Porque, sinceramente, o texto me parece mal escrito, sem coesão, sem encadeamento de idéias, sem deixar claro a quê ele se propõe. Começa o jesuíta invocando uma outra “via sem Deus” [?], que “não apela à ciência, mas à mera sabedoria e experiência humanas, feitas à margem de toda tradição religiosa e de fé”. O conceito vem assim mesmo, jogado, sem dizer se isso é uma constatação, um programa a ser buscado, a expressão da própria opinião ou o que seja. Além disso, o conceito é totalmente nonsense simplesmente porque a “sabedoria e experiência humanas” estão necessariamente imbuídas de “tradição religiosa e de fé”, na absoluta totalidade dos povos e das culturas existentes. Simplesmente não existe sabedoria ou experiência humanas que tenham sido construídas “à margem” (!) de “toda” (!!) “tradição religiosa ou de fé”. Por completa impossibilidade de existência do objeto descrito no início do texto, o parágrafo não tem o menor sentido prático.

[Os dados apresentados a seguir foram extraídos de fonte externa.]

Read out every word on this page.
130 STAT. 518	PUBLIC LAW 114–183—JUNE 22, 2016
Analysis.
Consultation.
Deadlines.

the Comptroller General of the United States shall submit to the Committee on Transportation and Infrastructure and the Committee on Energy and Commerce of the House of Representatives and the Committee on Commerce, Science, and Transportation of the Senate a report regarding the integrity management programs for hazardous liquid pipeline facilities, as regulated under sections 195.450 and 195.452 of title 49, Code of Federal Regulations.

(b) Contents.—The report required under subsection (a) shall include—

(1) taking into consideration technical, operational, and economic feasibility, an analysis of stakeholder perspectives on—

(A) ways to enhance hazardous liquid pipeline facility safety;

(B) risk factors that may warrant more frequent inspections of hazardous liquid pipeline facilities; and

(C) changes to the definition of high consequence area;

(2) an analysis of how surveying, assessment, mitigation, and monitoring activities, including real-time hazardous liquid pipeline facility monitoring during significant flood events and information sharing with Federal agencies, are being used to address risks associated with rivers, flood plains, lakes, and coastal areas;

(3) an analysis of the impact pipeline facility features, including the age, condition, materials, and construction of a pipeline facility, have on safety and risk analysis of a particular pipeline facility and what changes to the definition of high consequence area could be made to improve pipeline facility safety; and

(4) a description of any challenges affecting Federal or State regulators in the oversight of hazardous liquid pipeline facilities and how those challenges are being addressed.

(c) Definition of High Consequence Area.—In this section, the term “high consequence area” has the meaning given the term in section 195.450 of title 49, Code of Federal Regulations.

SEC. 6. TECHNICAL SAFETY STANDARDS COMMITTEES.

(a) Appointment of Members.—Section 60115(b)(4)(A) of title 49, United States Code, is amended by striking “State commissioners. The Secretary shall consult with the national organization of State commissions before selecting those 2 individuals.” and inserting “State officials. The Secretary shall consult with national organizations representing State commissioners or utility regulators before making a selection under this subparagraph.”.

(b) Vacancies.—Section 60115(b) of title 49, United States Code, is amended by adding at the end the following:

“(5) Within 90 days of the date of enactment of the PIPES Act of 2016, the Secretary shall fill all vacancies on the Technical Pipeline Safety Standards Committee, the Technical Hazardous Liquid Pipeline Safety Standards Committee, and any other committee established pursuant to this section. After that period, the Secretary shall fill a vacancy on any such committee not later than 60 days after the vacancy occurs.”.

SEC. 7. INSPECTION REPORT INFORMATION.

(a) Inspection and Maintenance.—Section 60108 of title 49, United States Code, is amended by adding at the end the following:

Também é impossível saber onde se encaixam, nisto, as referências ao Carpe Diem. Não fica claro por qual misterioso motivo a tal “via sem Deus” deveria se preocupar somente com o presente. Aliás, colocando as coisas sob a correta perspectiva católica, o verdadeiro carpe diem encontra-se exatamente no chamado à conversão do Evangelho: é hoje o dia que tu tens para te converteres, é hoje o tempo favorável, e portanto tu deves hoje buscar o Senhor, enquanto Ele está perto. O verdadeiro Carpe Diem se encontra na clássima imagem do santo esmagando um corvo – cras, cras – enquanto ostenta uma cruz na qual está escrito hodie. Acusar o Cristianismo de ser uma religião “do passado” é não fazer a menor idéia do que seja o Cristianismo, é não ter nunca lido uma página sequer do Evangelho, é nunca ter passado cinco minutos observando uma imagem de Santo Expedito.
Seguem-se as loas a um presente vislumbrado de uma maneira hedonista: “então nos resta somente o presente conhecido, no qual escolhemos o que nos traz felicidade”. E, embora esta visão de mundo seja contraposta a um vislumbre de absoluto – “Existem valores que não inventamos. Estão aí diante de nós: amor, beleza, justiça, convivência” -, em momento algum ela é rechaçada com a veemência que deve. Muito pelo contrário. O que o pe. Libânio parece querer fazer é sacramentar esta opção pela vida apenas no tempo presente, é legitimar o “caminho da sabedoria humana sem Deus” (título do artigo). Retórica dos desesperados, dai-me compreender os insondáveis propósitos do velho jesuíta! A conclusão do artigo parece absurda para estar presente em um semanário católico, mas está lá com todas as letras. Transcrevo:
Não se trata de nenhum “presentismo” desregrado, nem de balbúrdia existencial, mas de honestidade humana que nos traz a felicidade. Não faz falta nenhuma transcendência além da história. A civilização ocidental, ao longo do século, está a preparar tal caminho. Cabe-nos trilhá-lo.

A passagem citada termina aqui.